The 2013 Harry Jerome Award Young Entrepreneur winner is the founder of Walker Law Professional Corporation, a commercial-litigation firm located in downtown Toronto. In 2014, she received the Outstanding Service Award from the National Bar Association. In 2015, she was the recipient of the Traditional Law Practice Award from the Canadian Association of Black Lawyers and the Rising Star Award from Planet Africa.
Bencher Walker is an active member of a number of legal organizations, including the Canadian Association of Black Lawyers, the National Bar Association and the American Bar Association’s Forum on Franchising.
In May, she was named a 2016 Precedent Setter by Precedent Magazine.
In her own words
Q: Congratulations, Bencher Walker! What do you hope to contribute as a bencher of the Law Society?
A: I am looking forward to bringing my own voice to the Law Society. That voice looks to access to justice and fair opportunity for people of all backgrounds. As a black woman, I have an interest in diversity that springs from my personal background but it isn’t limited to that. The special needs for diversity will hopefully become the standard for all. When that happens the word ‘diversity’ will cease to exist. That’s my goal. I am deeply honoured to represent all members of the profession as they seek to fulfil their obligations to the public interest in Ontario.
Q: How do you feel about this historic moment in your life?
A: There are opportunities, obligations and honours. Regarding opportunity, I hope to be able to make a contribution for the betterment of lawyers and paralegals to fulfil their obligations to the public. These obligations are very complicated and I can only hope to weave my way through these complex issues. The central obligation is to govern the professions who serve the public. More than that, with my background I want to ensure that those from diverse backgrounds have access to legal services. I receive this role as a Bencher with a huge degree of humility and I am reminded by my political friend that I serve in this role for a short time. In that period of time, I want to do my best to serve the profession.
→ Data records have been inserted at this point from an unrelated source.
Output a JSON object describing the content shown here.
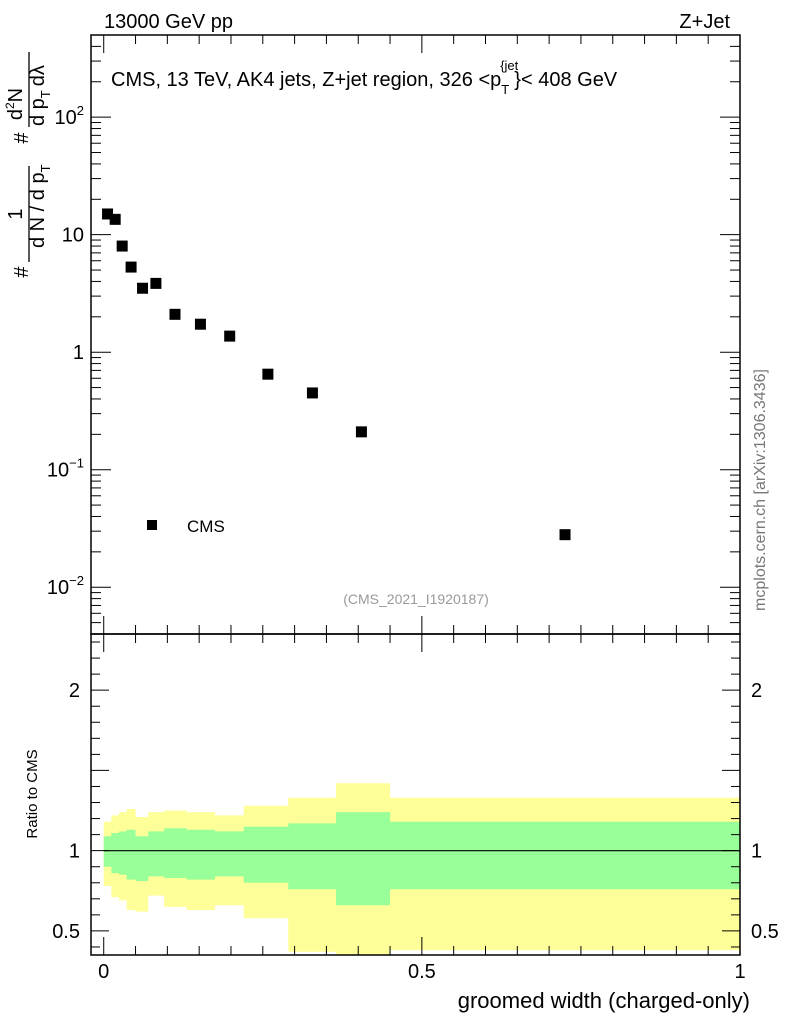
{
  "header": {
    "energy_label": "13000 GeV pp",
    "process_label": "Z+Jet"
  },
  "side_label": "mcplots.cern.ch [arXiv:1306.3436]",
  "chart_data": [
    {
      "type": "scatter",
      "title": "CMS, 13 TeV, AK4 jets, Z+jet region, 326 <p_T^{jet}< 408 GeV",
      "title_parts": {
        "main": "CMS, 13 TeV, AK4 jets, Z+jet region, 326 <p",
        "sub": "T",
        "sup": "{jet",
        "sup_close": "}",
        "tail": "< 408 GeV"
      },
      "ylabel_parts": {
        "hash1": "#",
        "frac_num": "1",
        "frac_den": "d N / d p",
        "den_sub": "T",
        "hash2": "#",
        "d2n_num": "d",
        "d2n_sup": "2",
        "d2n_n": "N",
        "d2n_den": "d p",
        "d2n_den_sub": "T",
        "d2n_dl": "dλ"
      },
      "yscale": "log",
      "ylim": [
        0.004,
        500
      ],
      "xlim": [
        -0.02,
        1.0
      ],
      "yticks": [
        {
          "value": 0.01,
          "base": "10",
          "exp": "−2"
        },
        {
          "value": 0.1,
          "base": "10",
          "exp": "−1"
        },
        {
          "value": 1,
          "label": "1"
        },
        {
          "value": 10,
          "label": "10"
        },
        {
          "value": 100,
          "base": "10",
          "exp": "2"
        }
      ],
      "series": [
        {
          "name": "CMS",
          "x": [
            0.006,
            0.018,
            0.029,
            0.043,
            0.061,
            0.082,
            0.112,
            0.152,
            0.198,
            0.258,
            0.328,
            0.405,
            0.725
          ],
          "y": [
            15.0,
            13.5,
            8.0,
            5.3,
            3.5,
            3.85,
            2.1,
            1.73,
            1.37,
            0.65,
            0.45,
            0.21,
            0.028
          ]
        }
      ],
      "legend": {
        "label": "CMS",
        "position": "bottom-left"
      },
      "watermark": "(CMS_2021_I1920187)"
    },
    {
      "type": "area",
      "ylabel": "Ratio to CMS",
      "xlabel": "groomed width (charged-only)",
      "ylim": [
        0.35,
        2.35
      ],
      "xlim": [
        -0.02,
        1.0
      ],
      "xticks": [
        {
          "value": 0,
          "label": "0"
        },
        {
          "value": 0.5,
          "label": "0.5"
        },
        {
          "value": 1,
          "label": "1"
        }
      ],
      "yticks_left": [
        {
          "value": 0.5,
          "label": "0.5"
        },
        {
          "value": 1,
          "label": "1"
        },
        {
          "value": 2,
          "label": "2"
        }
      ],
      "yticks_right": [
        {
          "value": 0.5,
          "label": "0.5"
        },
        {
          "value": 1,
          "label": "1"
        },
        {
          "value": 2,
          "label": "2"
        }
      ],
      "reference_line": 1.0,
      "bin_edges": [
        0.0,
        0.012,
        0.024,
        0.036,
        0.05,
        0.07,
        0.095,
        0.13,
        0.175,
        0.22,
        0.29,
        0.365,
        0.45,
        1.0
      ],
      "band_outer": {
        "low": [
          0.78,
          0.71,
          0.69,
          0.63,
          0.62,
          0.72,
          0.65,
          0.63,
          0.66,
          0.58,
          0.37,
          0.3,
          0.38
        ],
        "high": [
          1.18,
          1.22,
          1.24,
          1.26,
          1.21,
          1.24,
          1.25,
          1.24,
          1.22,
          1.28,
          1.33,
          1.42,
          1.33
        ]
      },
      "band_inner": {
        "low": [
          0.9,
          0.86,
          0.85,
          0.82,
          0.81,
          0.84,
          0.83,
          0.82,
          0.84,
          0.8,
          0.76,
          0.66,
          0.76
        ],
        "high": [
          1.09,
          1.11,
          1.12,
          1.13,
          1.09,
          1.12,
          1.14,
          1.13,
          1.12,
          1.15,
          1.17,
          1.24,
          1.18
        ]
      },
      "colors": {
        "outer": "#ffff99",
        "inner": "#99ff99",
        "line": "#000000"
      }
    }
  ]
}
Q: No doubt you’ve been congratulated from many people who have been part of your journey. Does anyone stand out for you — past professors, colleagues or someone you’ve particularly admired or held up as a role model?
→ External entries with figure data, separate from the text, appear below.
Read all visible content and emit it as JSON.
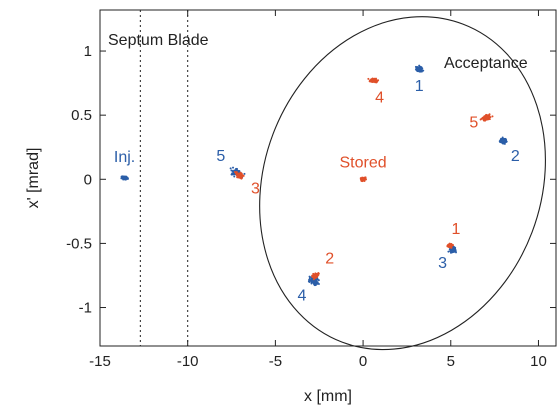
{
  "chart_data": {
    "type": "scatter",
    "title": "",
    "xlabel": "x [mm]",
    "ylabel": "x' [mrad]",
    "xlim": [
      -15,
      11
    ],
    "ylim": [
      -1.3,
      1.32
    ],
    "x_ticks": [
      "-15",
      "-10",
      "-5",
      "0",
      "5",
      "10"
    ],
    "x_tick_values": [
      -15,
      -10,
      -5,
      0,
      5,
      10
    ],
    "y_ticks": [
      "1",
      "0.5",
      "0",
      "-0.5",
      "-1"
    ],
    "y_tick_values": [
      1,
      0.5,
      0,
      -0.5,
      -1
    ],
    "grid": false,
    "colors": {
      "injected": "#2b5ea8",
      "stored": "#e0502a",
      "frame": "#222222",
      "ellipse": "#222222"
    },
    "septum_blade": {
      "label": "Septum Blade",
      "x_lines": [
        -12.7,
        -10
      ]
    },
    "acceptance": {
      "label": "Acceptance",
      "center": [
        2.25,
        -0.03
      ],
      "semi_axes": [
        9.7,
        1.08
      ],
      "rotation": 0.045
    },
    "injected_clusters": [
      {
        "label": "Inj.",
        "x": -13.6,
        "y": 0.01,
        "spread": [
          0.35,
          0.02
        ]
      },
      {
        "label": "1",
        "x": 3.2,
        "y": 0.86,
        "spread": [
          0.2,
          0.05
        ]
      },
      {
        "label": "2",
        "x": 8.0,
        "y": 0.3,
        "spread": [
          0.35,
          0.04
        ]
      },
      {
        "label": "3",
        "x": 5.1,
        "y": -0.55,
        "spread": [
          0.35,
          0.04
        ]
      },
      {
        "label": "4",
        "x": -2.8,
        "y": -0.79,
        "spread": [
          0.55,
          0.06
        ]
      },
      {
        "label": "5",
        "x": -7.2,
        "y": 0.05,
        "spread": [
          0.4,
          0.09
        ]
      }
    ],
    "stored_clusters": [
      {
        "label": "Stored",
        "x": 0,
        "y": 0.0,
        "spread": [
          0.12,
          0.008
        ]
      },
      {
        "label": "1",
        "x": 4.95,
        "y": -0.52,
        "spread": [
          0.25,
          0.008
        ]
      },
      {
        "label": "2",
        "x": -2.7,
        "y": -0.75,
        "spread": [
          0.35,
          0.03
        ]
      },
      {
        "label": "3",
        "x": -7.05,
        "y": 0.03,
        "spread": [
          0.3,
          0.06
        ]
      },
      {
        "label": "4",
        "x": 0.6,
        "y": 0.77,
        "spread": [
          0.45,
          0.01
        ]
      },
      {
        "label": "5",
        "x": 7.0,
        "y": 0.48,
        "spread": [
          0.15,
          0.07
        ]
      }
    ]
  }
}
A: In 2013, I received the Harry Jerome Award from the Black Business and Professional Association for creating Walker Law Professional Corporation. Harry Jerome was and still is a hero. He was a Canadian black sprinter who competed in the 1960, 1964 and 1968 Summer Olympics. I have always admired him and feel privileged to receive a level of association for opening my own practice. The Law Society provides the opportunity for diverse lawyers to succeed and feel that they are enabled to jump over hurdles themselves.